README.md
July 17, 2021 · View on GitHub
Logo by Assessoria de Comunicação do CeMEAI.
Nyata: visualization of Decision Tree and Random Forest models
- Web platform to visualize and interpret Random Forests and Decision Tree models.
- Compatible with scikit-learn tree and forest models.
- Can be used with both Classification and Regression models.
Summary
This document is organized as follows:
- Installation instructions;
- Dependency list;
- Run instructions;
- Usage;
- Security considerations;
- Presenting Nyata main features.
Instalation instructions
First things first, you need to have Python 3, pip, node.js and npm, and angular 2 installed in your local machine in order to proceed with the Nyata installation.
After everything listed above checks out, now you need to install both the dependencies from the front-end and back-end. The script install.sh should do all the work for you with a bit of luck, if you run it giving your package manager as argument:
./install.sh <your package manager>
I wrote down the Makefile clauses for the following package managers: yay, pacman, apt, and apt-get. If your package manager is not in this list, just look into the backend/Makefile file and provide the installation commands by yourself.
./install.sh pacman
./install.sh yay
./install.sh apt
./install.sh apt-get
Dependency list
Nyata depends on the following third-party softwares:
- Python 3
- Packages for Python 3 (check
backend/requirements.txtfor the complete list) - Redis
- npm
- Angular 2
- Tons of javascript/typescript/angular dependencies
Run instructions
After everything is installed correctly, you can run Nyata using run.sh:
./run.sh
If, for some reason, that does not work as expected, you can try to activate both back-end and front-end using its respectives Makefiles.
After activating the front-end, your default web browser should conveniently pop up with the Nyata application ready for use.
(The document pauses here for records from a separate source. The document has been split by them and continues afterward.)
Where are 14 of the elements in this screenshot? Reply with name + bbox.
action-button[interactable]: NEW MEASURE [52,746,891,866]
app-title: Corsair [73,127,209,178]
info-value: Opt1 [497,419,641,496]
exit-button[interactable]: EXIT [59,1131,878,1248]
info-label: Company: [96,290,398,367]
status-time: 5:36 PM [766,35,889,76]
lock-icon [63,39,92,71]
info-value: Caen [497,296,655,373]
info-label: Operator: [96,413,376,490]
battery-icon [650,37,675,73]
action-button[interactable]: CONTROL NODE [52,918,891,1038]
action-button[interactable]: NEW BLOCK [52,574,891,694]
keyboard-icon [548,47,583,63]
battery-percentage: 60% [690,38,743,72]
If this is not the case, the front-end is served in http://localhost:4200 by default, and the back-end is served in http://localhost:5000.
Note that some web browsers does not support Nyata front-end.
Usage
After both backend and frontend are running, you can use Nyata directly from your web browser (http://localhost:4200). At first, you'll see an upload button asking for a .pickle file (Serialized Python Objects). The specific construction of this .pickle file for Nyata is a bit specific, so a function from the backend, nyata.dump, is available to create it for you after you give the required objects.
The visualization_example.ipynb jupyter notebook have some examples demonstrating the nyata.dump usage for Random Forests and Decision Trees.
Security considerations
If you're going to use the current version of Nyata in your system, remember that:
- Do not use the public available secret key given in the
backend/Makefile, since it is just for debugging purposes - Nyata receives an
.picklefile as front-end input, and.picklefiles are not secure. Hence, you'll probably want to keep Nyata as a personal tool, and not expose your system to the public.
Presenting Nyata main features
- The platform works with sklearn Random Forest Classifiers and Regressors, and Decision Tree Classifiers and Regressors;
- Model parameter summary and statistics;

- Interactive view of every tree in the forest;

- Prediction of a custom instance or an entire dataset of test instances;

- Analysis of the most common rules of the forest; and

- Tree hierarchical clustering based on prediction values or tree meta-characteristics.